I have 2 Silver Laced Wyandotte, 2 RIRs, 2 Speckled Sussex, 1 oriental crested & 4 production reds. They're all about 16 weeks old. At what age can I expect to see them begin to lay? Also, we live in the southernmost part of Texas, so winter is short & mild.


----------



## kaax (Nov 21, 2012)

That's a tough question. Depends on their condition and breed. They could start laying just about any day now, although 16 weeks is a little early. This time of year could delay them because of the lack of daylight. So i guess the easy answer would be anytime between tomorrow and April.  
But I'll hazard a guess, and say in my experience sometime between 10-12 weeks from now.

Kaax


----------



## 7chicks (Jun 29, 2012)

My RIR were about 6 months old when they started laying.


----------



## rob (Jun 20, 2012)

mine where about 26 weeks old, and my silkie still hasnt started laying and shes about 38 weeks old


----------



## eqstrnathlete (Dec 9, 2012)

Hens need at least 15 hours of daylight to lay. I have a light on a timer in my coop that comes on at 3 am. All my girls, turkey and ducks included, are laying daily.


----------



## baskerboo (Dec 18, 2012)

kaax said:


> That's a tough question. Depends on their condition and breed.
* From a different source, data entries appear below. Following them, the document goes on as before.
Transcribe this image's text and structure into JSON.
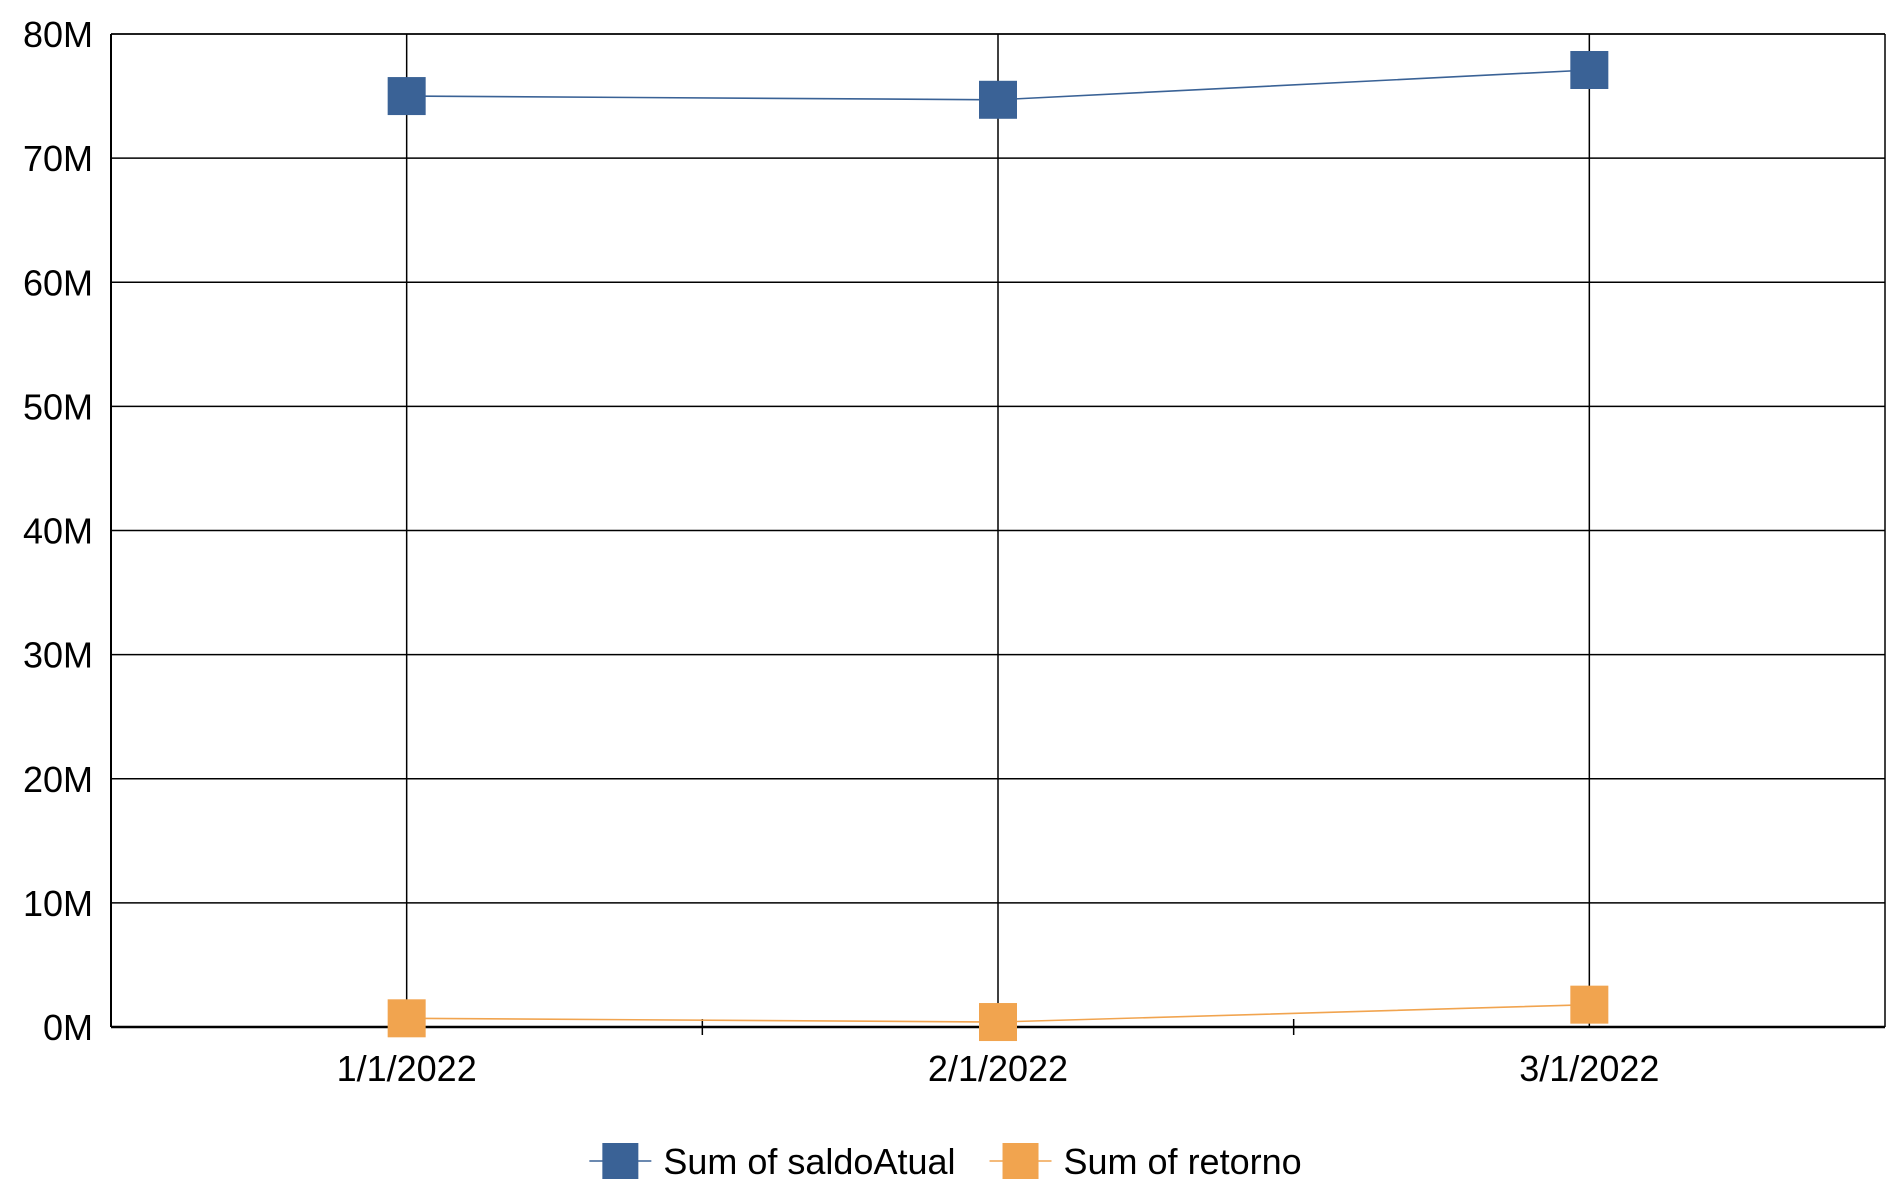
{
  "chart_data": {
    "type": "line",
    "x": [
      "1/1/2022",
      "2/1/2022",
      "3/1/2022"
    ],
    "series": [
      {
        "name": "Sum of saldoAtual",
        "values": [
          75000000,
          74700000,
          77100000
        ],
        "color": "#3a6296"
      },
      {
        "name": "Sum of retorno",
        "values": [
          700000,
          400000,
          1800000
        ],
        "color": "#f1a44f"
      }
    ],
    "ylim": [
      0,
      80000000
    ],
    "yticks": [
      0,
      10000000,
      20000000,
      30000000,
      40000000,
      50000000,
      60000000,
      70000000,
      80000000
    ],
    "ytick_labels": [
      "0M",
      "10M",
      "20M",
      "30M",
      "40M",
      "50M",
      "60M",
      "70M",
      "80M"
    ],
    "grid": true,
    "marker": "square",
    "legend_position": "bottom"
  }
}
They could start laying just about any day now, although 16 weeks is a little early. This time of year could delay them because of the lack of daylight. So i guess the easy answer would be anytime between tomorrow and April.
> But I'll hazard a guess, and say in my experience sometime between 10-12 weeks from now.
> 
> Kaax


Kaxx,

You are right about the depends on the breeds thing. We had a red star, and they are expected to lay at about 22 weeks, and she laid at 15.5 weeks!!! She also laid 3 months straight without a break. She was a super chicken . Unfortunately, she was killed by a hawk two years ago. But she has never left the flock in my heart ( yes cheesy I know )


----------